WASHINGTON, Aug 16 (Reuters) - Many states, walloped by budget problems, have cut spending on financial management and put themselves at greater risk of fraud and theft while making it harder to bring in revenues, according a survey released on Tuesday.
About eight out of 10 state financial managers said that budget cuts “mean new kinds of risks for their governments’ financial and operations activities,” according to the Association of Government Accountants’ Annual CFO Survey.
They are having a harder time rooting out fraud, waste and abuse, the financial officers told the survey, which was conducted by Grant Thorton LLP’s Global Public Sector. They also do not have as many monitors in place to make sure employees do not abuse systems, such as charging the state for excessive or fraudulent travel.

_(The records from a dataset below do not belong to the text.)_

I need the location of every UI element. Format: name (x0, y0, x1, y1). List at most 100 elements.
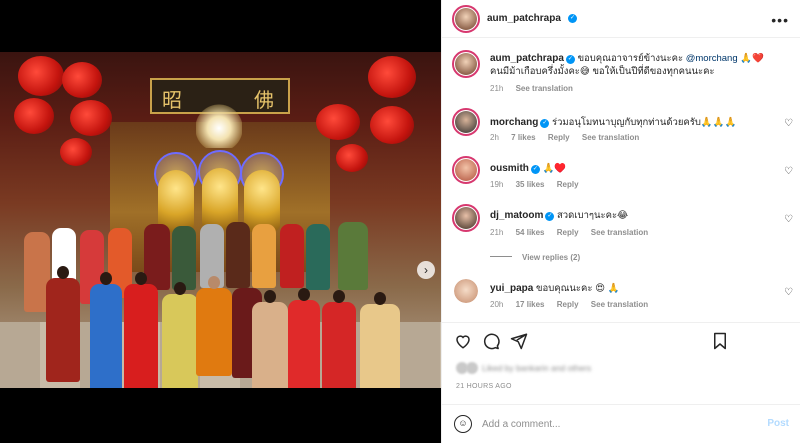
author-avatar[interactable] (452, 5, 480, 33)
reply-button[interactable]: Reply (557, 300, 579, 309)
verified-badge-icon: ✓ (540, 119, 550, 128)
person (90, 284, 122, 388)
person (306, 224, 330, 290)
commenter-username[interactable]: yui_papa (490, 283, 533, 294)
reply-button[interactable]: Reply (548, 133, 570, 142)
comment-meta: 21h 54 likes Reply See translation (490, 228, 658, 237)
see-translation-link[interactable]: See translation (591, 300, 648, 309)
mention-link[interactable]: @morchang (686, 53, 738, 64)
person (360, 304, 400, 388)
comment-likes[interactable]: 7 likes (511, 133, 535, 142)
reply-button[interactable]: Reply (557, 228, 579, 237)
commenter-avatar[interactable] (454, 279, 478, 303)
head (174, 282, 186, 295)
commenter-username[interactable]: ousmith (490, 163, 529, 174)
verified-badge-icon: ✓ (530, 165, 540, 174)
caption-username[interactable]: aum_patchrapa (490, 53, 564, 64)
head (57, 266, 69, 279)
chandelier (196, 104, 242, 148)
person (46, 278, 80, 382)
comment-icon[interactable] (482, 332, 500, 350)
like-comment-heart-icon[interactable]: ♡ (784, 118, 793, 129)
like-comment-heart-icon[interactable]: ♡ (784, 214, 793, 225)
head (264, 290, 276, 303)
view-replies-button[interactable]: View replies (2) (490, 253, 580, 262)
lantern (62, 62, 102, 98)
heart-icon[interactable] (454, 332, 472, 350)
comment-text: ousmith ✓ 🙏♥️ (490, 163, 567, 174)
post-header: aum_patchrapa ✓ ••• (442, 0, 800, 38)
person (144, 224, 170, 290)
lantern (18, 56, 64, 96)
verified-badge-icon: ✓ (565, 55, 575, 64)
commenter-avatar[interactable] (452, 108, 480, 136)
emoji-icon[interactable]: ☺ (454, 415, 472, 433)
comment-text: dj_matoom ✓ สวดเบาๆนะคะ😂 (490, 210, 629, 221)
comment-meta: 2h 7 likes Reply See translation (490, 133, 649, 142)
bookmark-icon[interactable] (712, 332, 728, 350)
post-actions (442, 322, 800, 356)
head (374, 292, 386, 305)
head (298, 288, 310, 301)
head (208, 276, 220, 289)
post-comment-button[interactable]: Post (767, 418, 789, 429)
comment-time[interactable]: 21h (490, 228, 503, 237)
buddha-statue (244, 170, 280, 232)
likes-summary[interactable]: Liked by bankarin and others (456, 362, 591, 374)
caption-time[interactable]: 21h (490, 84, 503, 93)
comment-time[interactable]: 20h (490, 300, 503, 309)
reply-button[interactable]: Reply (557, 180, 579, 189)
see-translation-link[interactable]: See translation (582, 133, 639, 142)
comment-time[interactable]: 2h (490, 133, 499, 142)
comment-meta: 20h 17 likes Reply See translation (490, 300, 658, 309)
buddha-statue (158, 170, 194, 232)
verified-badge-icon: ✓ (545, 212, 555, 221)
buddha-statue (202, 168, 238, 230)
person (280, 224, 304, 288)
lantern (316, 104, 360, 140)
comment-composer: ☺ Post (442, 404, 800, 443)
like-comment-heart-icon[interactable]: ♡ (784, 287, 793, 298)
person (196, 288, 232, 376)
post-timestamp[interactable]: 21 HOURS AGO (456, 383, 512, 390)
commenter-avatar[interactable] (452, 204, 480, 232)
more-options-icon[interactable]: ••• (771, 12, 789, 28)
lantern (370, 106, 414, 144)
comment-likes[interactable]: 54 likes (516, 228, 545, 237)
see-translation-link[interactable]: See translation (516, 84, 573, 93)
post-side-panel: aum_patchrapa ✓ ••• aum_patchrapa ✓ ขอบคุ… (441, 0, 800, 443)
carousel-next-button[interactable]: › (417, 261, 435, 279)
lantern (368, 56, 416, 98)
divider (490, 256, 512, 257)
author-username[interactable]: aum_patchrapa (487, 13, 561, 24)
comment-time[interactable]: 19h (490, 180, 503, 189)
person (252, 302, 288, 388)
comment-likes[interactable]: 17 likes (516, 300, 545, 309)
commenter-avatar[interactable] (452, 156, 480, 184)
caption-text: aum_patchrapa ✓ ขอบคุณอาจารย์ข้างนะคะ @mo… (490, 53, 764, 77)
lantern (70, 100, 112, 136)
lantern (14, 98, 54, 134)
head (100, 272, 112, 285)
person (162, 294, 198, 388)
comment-likes[interactable]: 35 likes (516, 180, 545, 189)
person (124, 284, 158, 388)
post-photo[interactable]: 昭 佛 › (0, 52, 441, 388)
liker-avatar (466, 362, 478, 374)
lantern (336, 144, 368, 172)
commenter-username[interactable]: dj_matoom (490, 210, 543, 221)
head (135, 272, 147, 285)
caption-avatar[interactable] (452, 50, 480, 78)
comment-text: yui_papa ขอบคุณนะคะ 😍 🙏 (490, 283, 620, 294)
add-comment-input[interactable] (482, 414, 752, 434)
see-translation-link[interactable]: See translation (591, 228, 648, 237)
commenter-username[interactable]: morchang (490, 117, 538, 128)
share-icon[interactable] (510, 332, 528, 350)
caption-meta: 21h See translation (490, 84, 583, 93)
person (252, 224, 276, 288)
person (172, 226, 196, 290)
likes-text: Liked by bankarin and others (482, 363, 592, 373)
comment-meta: 19h 35 likes Reply (490, 180, 589, 189)
person (288, 300, 320, 388)
like-comment-heart-icon[interactable]: ♡ (784, 166, 793, 177)
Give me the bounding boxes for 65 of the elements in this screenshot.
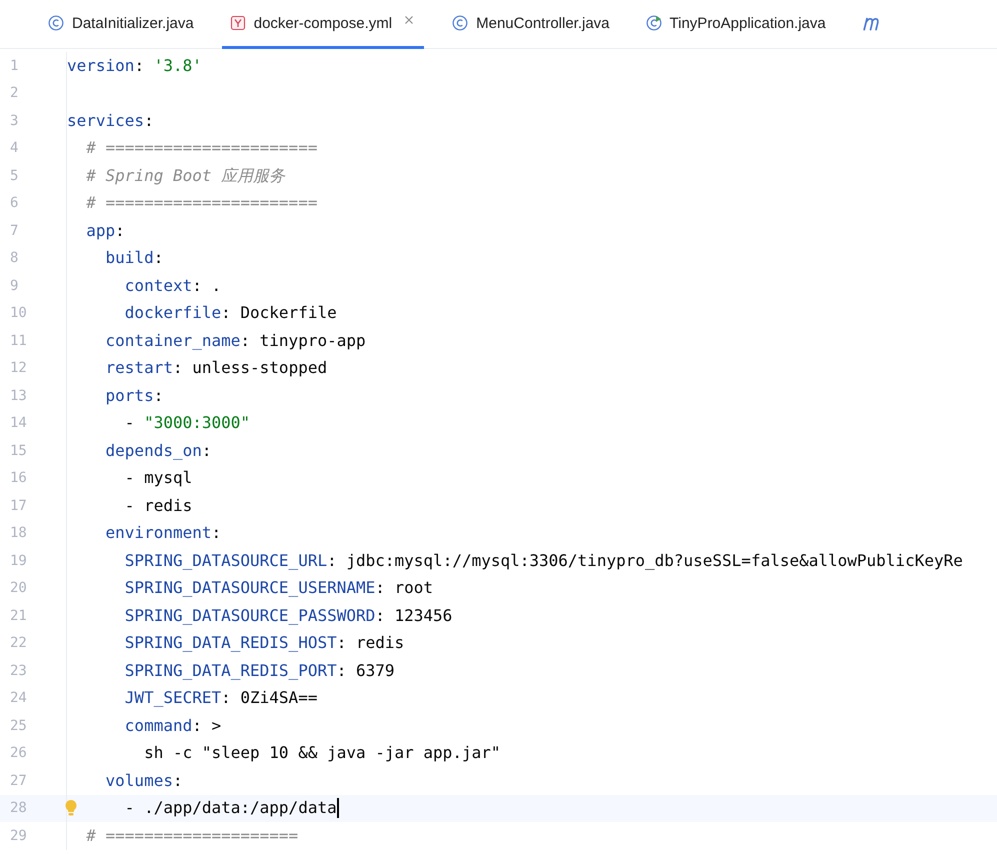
file-tab[interactable]: TinyProApplication.java	[638, 0, 854, 49]
code-line: sh -c "sleep 10 && java -jar app.jar"	[143, 743, 500, 764]
code-line: SPRING_DATASOURCE_USERNAME: root	[124, 578, 434, 598]
code-line: environment:	[104, 523, 222, 544]
line-number: 26	[9, 745, 28, 762]
code-line: ports:	[104, 386, 164, 406]
code-line: SPRING_DATASOURCE_PASSWORD: 123456	[124, 606, 452, 626]
line-number: 23	[9, 662, 28, 679]
class-icon	[48, 15, 64, 31]
line-number: 14	[9, 415, 28, 432]
code-line: dockerfile: Dockerfile	[124, 303, 337, 324]
code-line: # ====================	[85, 826, 298, 846]
line-number: 3	[9, 112, 20, 129]
line-number: 20	[9, 580, 28, 596]
line-number: 28	[9, 800, 28, 816]
code-line: restart: unless-stopped	[104, 358, 328, 378]
code-line: - "3000:3000"	[124, 413, 250, 434]
class-icon	[452, 15, 468, 31]
line-number: 27	[9, 772, 28, 789]
line-number: 2	[9, 85, 20, 102]
line-number: 16	[9, 470, 28, 486]
line-number: 22	[9, 635, 28, 652]
line-number: 13	[9, 388, 28, 404]
file-tab[interactable]: DataInitializer.java	[40, 0, 222, 49]
code-line: command: >	[124, 716, 222, 736]
run-class-icon	[646, 15, 662, 31]
line-number: 12	[9, 360, 28, 376]
line-number: 29	[9, 828, 28, 844]
code-line: - redis	[124, 496, 192, 516]
line-number: 8	[9, 250, 20, 266]
code-line: depends_on:	[104, 440, 212, 461]
code-line: SPRING_DATA_REDIS_PORT: 6379	[124, 660, 395, 681]
line-number: 17	[9, 498, 28, 514]
code-line: version: '3.8'	[67, 56, 202, 76]
line-number: 19	[9, 552, 28, 569]
line-number: 15	[9, 442, 28, 459]
line-number: 10	[9, 305, 28, 322]
line-number: 24	[9, 690, 28, 706]
code-line: SPRING_DATASOURCE_URL: jdbc:mysql://mysql:3306/tinypro_db?useSSL=false&allowPublicKeyRe	[124, 550, 963, 571]
code-line: # Spring Boot 应用服务	[85, 166, 286, 186]
code-line: app:	[85, 220, 125, 241]
line-number: 4	[9, 140, 20, 156]
line-number: 9	[9, 278, 20, 294]
line-number: 18	[9, 525, 28, 542]
line-number: 21	[9, 608, 28, 624]
line-number: 5	[9, 168, 20, 184]
code-line: JWT_SECRET: 0Zi4SA==	[124, 688, 318, 708]
code-line: volumes:	[104, 770, 183, 791]
code-line: build:	[104, 248, 164, 268]
code-line: services:	[67, 110, 154, 131]
yaml-file-icon	[230, 15, 246, 31]
line-number: 7	[9, 222, 20, 239]
code-line: - mysql	[124, 468, 192, 488]
close-icon[interactable]	[404, 15, 414, 25]
code-line: container_name: tinypro-app	[104, 330, 366, 351]
line-number: 11	[9, 332, 28, 349]
code-line: context: .	[124, 276, 222, 296]
file-tab[interactable]: docker-compose.yml	[222, 0, 424, 49]
line-number: 1	[9, 58, 20, 74]
line-number: 6	[9, 195, 20, 212]
line-number: 25	[9, 718, 28, 734]
file-tab[interactable]: MenuController.java	[444, 0, 638, 49]
code-line: SPRING_DATA_REDIS_HOST: redis	[124, 633, 404, 654]
code-line: # ======================	[85, 138, 318, 158]
code-line: # ======================	[85, 193, 318, 214]
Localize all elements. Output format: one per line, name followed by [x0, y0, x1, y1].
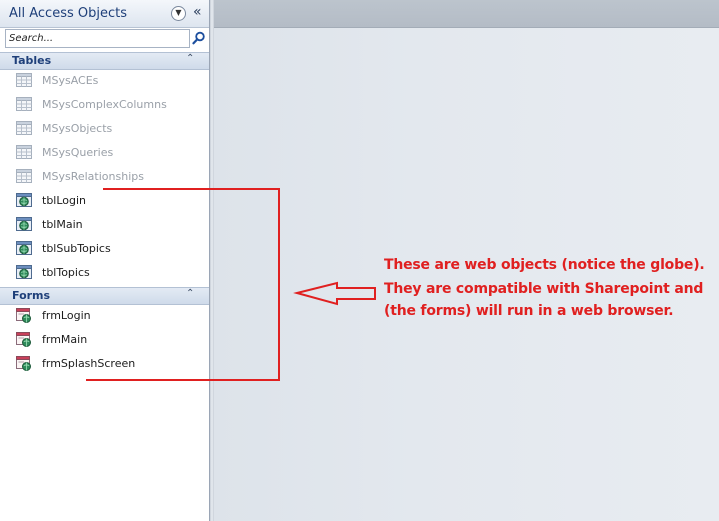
- group-header-forms[interactable]: Forms ⌃: [0, 287, 209, 305]
- list-item-web-table[interactable]: tblLogin: [0, 189, 209, 213]
- double-chevron-up-icon[interactable]: ⌃: [186, 288, 194, 299]
- item-label: tblMain: [42, 218, 83, 231]
- double-chevron-up-icon[interactable]: ⌃: [186, 53, 194, 64]
- web-form-icon: [16, 356, 31, 371]
- list-item-web-table[interactable]: tblMain: [0, 213, 209, 237]
- search-input[interactable]: [6, 30, 190, 47]
- table-icon: [16, 169, 32, 183]
- web-table-icon: [16, 241, 32, 255]
- annotation-text-line-3: (the forms) will run in a web browser.: [384, 303, 674, 319]
- item-label: MSysACEs: [42, 74, 99, 87]
- table-icon: [16, 97, 32, 111]
- table-icon: [16, 73, 32, 87]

The cuts might also catch states in a trap, causing them to lose more revenues. The survey of state government workers, state financial officers, and federal employees such as Inspectors General, found that states could end up losing federal funds “if they cannot comply with federal reporting and other requirements that accompany the money.”
They also said shoddy reporting could reduce their credit ratings resulting in higher borrowing costs. It may also inadvertently cause them to make inaccurate payments to vendors and to run afoul of the Securities Exchange Commission and the Internal Revenue Service’s regulations.
Even though the recession officially ended in 2009, many states have been caught in a slump and they are unlikely to see any federal help soon because of debt and deficit fights in Congress. Lately, states’ revenue collections have begun improving, but the increases are modest and revenue has yet to return to levels reached before the recession began in 2007.
All states, except for Vermont must end their fiscal year with balanced budgets. To make up for less revenue, many governments were forced to cut spending. The cuts are not likely to stop any time soon, worrying the officers charged with carrying out the states’ budgets.
“For them, doing more for less is virtually impossible, so they must instead do less for less,” the survey found.
That includes finding duplicative or unnecessary activities or automating work. The problem many face in implementing those solutions is that there is no money for the up-front costs.
The officers also believe debt management should be centralized within states, providing smaller borrowers with access to more technical expertise and shielding them from mistreatment by Wall Street. In the same light, they are pushing for making employee benefits less political and for better planning for future healthcare and pension payments.
Economic recovery, too, poses risks, the survey found.
“State governments will once again lose the competition to attract and retain qualified financial professionals, who instead will go to the private sector,” it found.